1 and 3 Alma Place and 17 High Street, Laurencekirk is a Grade C listed building in the Aberdeenshire local planning authority area, Scotland. First listed on 4 October 1996. Tenement. 1 related planning application.
1 and 3 Alma Place and 17 High Street, Laurencekirk
- WRENN ID
- frozen-doorway-sage
- Grade
- C
- Local Planning Authority
- Aberdeenshire
- Country
- Scotland
- Date first listed
- 4 October 1996
- Type
- Tenement
- Source
- Historic Environment Scotland listing
Description
1 and 3 Alma Place and 17 High Street, Laurencekirk
This corner tenement was built in the early 19th century, probably around 1820. It is a two-storey and attic building of six bays with a shop at ground floor level and a distinctive bowed corner. The structure is constructed from squared, coursed sandstone blocks with cherry-caulking and polished ashlar margins and quoins. A band course runs above the ground floor and an eaves course marks the wallhead. The bowed corner is topped with a decorative pediment.
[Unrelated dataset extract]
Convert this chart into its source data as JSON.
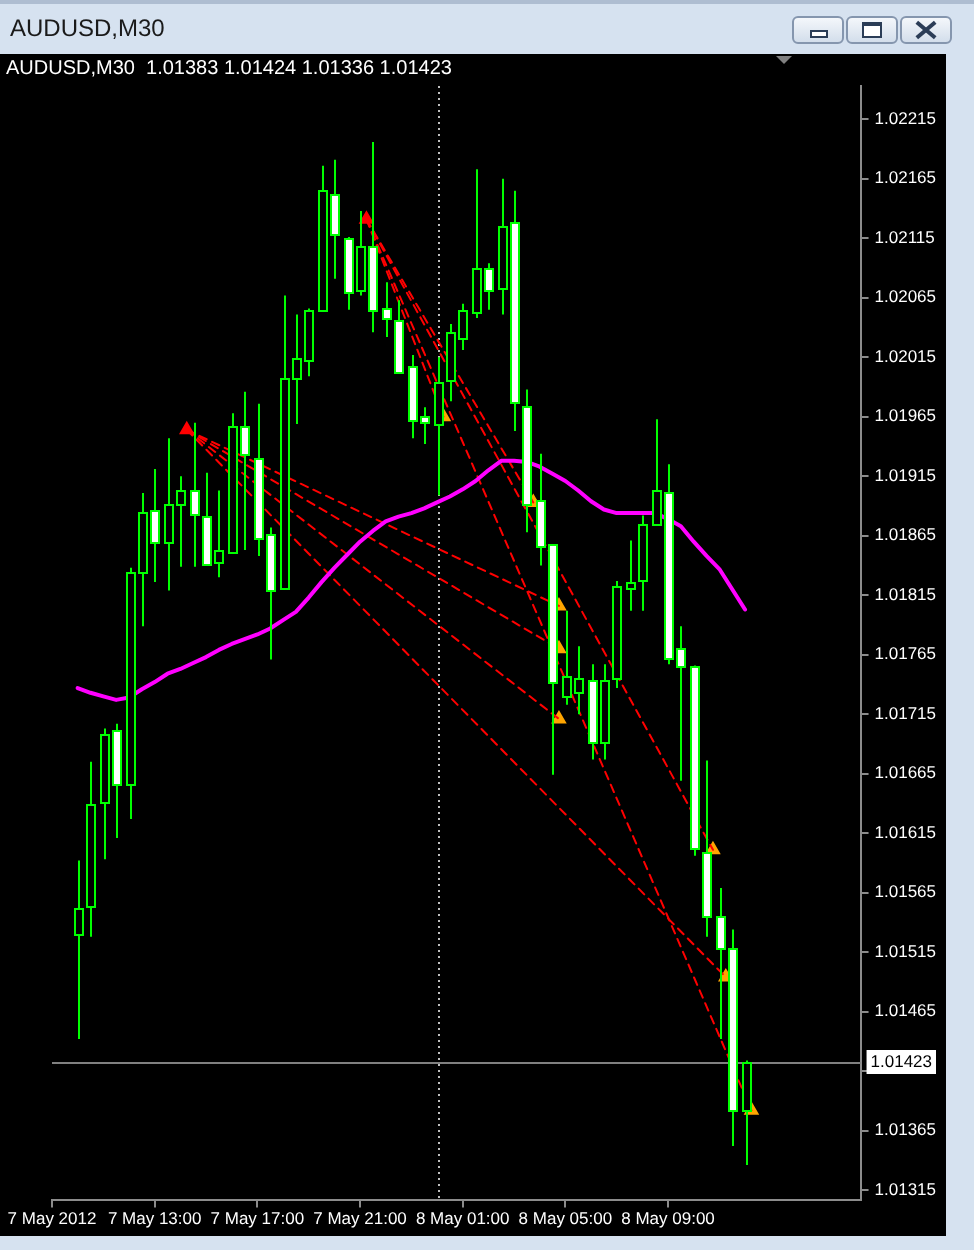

On the southwest elevation facing Alma Place, a pair of four-panelled timber entrance doors with bipartite fanlights and pilastered surrounds provides access. A gable breaks the wallhead with a small window in the apex and a chimney stack above. Two polygonal-roofed, canted dormer windows flank this gable. The bowed corner features a replacement uPVC and glazed entrance door with fanlight above, flanked by slightly larger ground floor windows than those elsewhere. The entrance and its flanking windows have cornices supported on console brackets. A decorative metal bracket for shop signage projects above the entrance.
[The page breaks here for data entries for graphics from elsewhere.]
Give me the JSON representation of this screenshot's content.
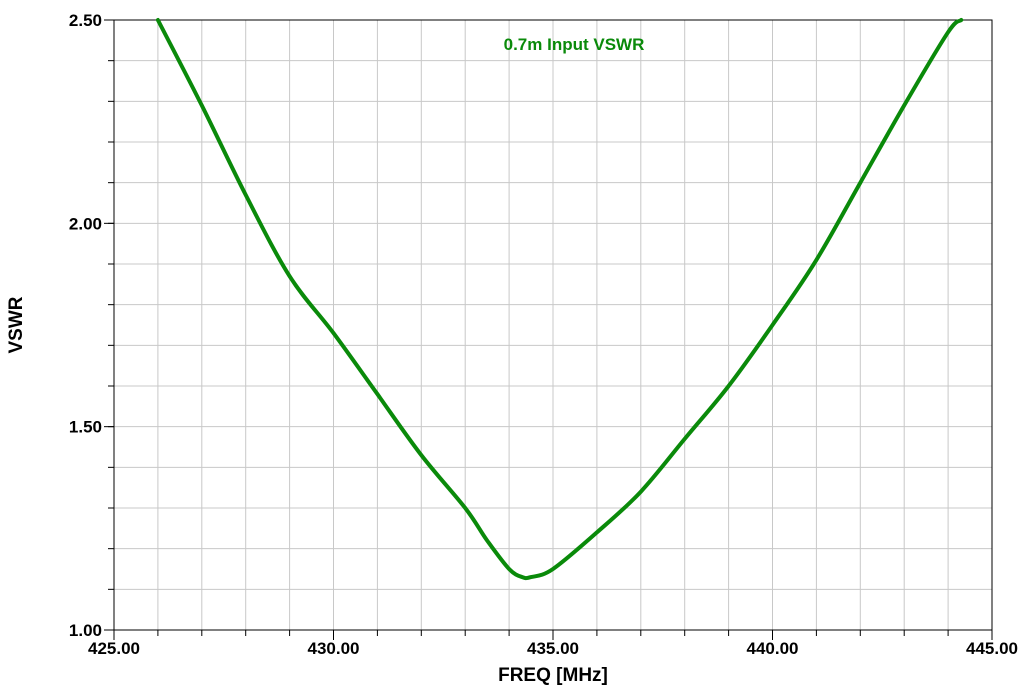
{
  "chart_data": {
    "type": "line",
    "title": "",
    "xlabel": "FREQ [MHz]",
    "ylabel": "VSWR",
    "xlim": [
      425.0,
      445.0
    ],
    "ylim": [
      1.0,
      2.5
    ],
    "x_ticks": [
      425.0,
      430.0,
      435.0,
      440.0,
      445.0
    ],
    "x_tick_labels": [
      "425.00",
      "430.00",
      "435.00",
      "440.00",
      "445.00"
    ],
    "y_ticks": [
      1.0,
      1.5,
      2.0,
      2.5
    ],
    "y_tick_labels": [
      "1.00",
      "1.50",
      "2.00",
      "2.50"
    ],
    "x_minor_step": 1.0,
    "y_minor_step": 0.1,
    "grid": true,
    "series": [
      {
        "name": "0.7m Input VSWR",
        "color": "#0a8a0a",
        "points": [
          [
            426.0,
            2.5
          ],
          [
            427.0,
            2.29
          ],
          [
            428.0,
            2.07
          ],
          [
            429.0,
            1.87
          ],
          [
            430.0,
            1.73
          ],
          [
            431.0,
            1.58
          ],
          [
            432.0,
            1.43
          ],
          [
            433.0,
            1.3
          ],
          [
            433.5,
            1.22
          ],
          [
            434.0,
            1.15
          ],
          [
            434.3,
            1.13
          ],
          [
            434.5,
            1.13
          ],
          [
            435.0,
            1.15
          ],
          [
            436.0,
            1.24
          ],
          [
            437.0,
            1.34
          ],
          [
            438.0,
            1.47
          ],
          [
            439.0,
            1.6
          ],
          [
            440.0,
            1.75
          ],
          [
            441.0,
            1.91
          ],
          [
            442.0,
            2.1
          ],
          [
            443.0,
            2.29
          ],
          [
            444.0,
            2.47
          ],
          [
            444.3,
            2.5
          ]
        ]
      }
    ]
  }
}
The glazing is mixed in pattern and material. Ground floor windows are plate glass in timber frames. First floor windows have a 12-pane glazing pattern in timber sash and case frames. The piended roof is slated with straight ashlar skews and block skewputts. Two tapered chimney stacks rise from the roof. Cast iron guttering runs around the building.
The interior contains 19th century decorative features including timber panelled doors with moulded architraves, a timber staircase with decorative cast iron balusters, plain and moulded cornicing, and ceiling roses. Timber window shutters are fitted to the first floor windows. The interior of 17 High Street has a decorative cornice.
The village of Laurencekirk was laid out on a linear plan in 1765 and became a burgh of barony in 1779. Buildings along the High Street were among the town's earliest structures. A building at the corner of High Street and what is now Alma Place appears on James Robertson's topographical map of 1822 and John Thomson's map of 1832. This property is shown in detail on the 1st Edition Ordnance Survey map (surveyed 1864, published 1894), and its footprint has remained substantially unchanged since then.
During the 19th century, the ground floor corner unit at 17 High Street operated as a chemist's dispensary shop from at least 1878 onwards and continued as a chemist through most of the 20th century until around the 1980s. The property at 1 Alma Place was used as accommodation attached to the chemist's business. 3 Alma Place served at one time as a chemist store. Since around 2010, 17 High Street has been used as an office. 1 Alma Place comprises a flat occupying the first floor and attic. 3 Alma Place was most recently a ground floor retail space and remains unoccupied.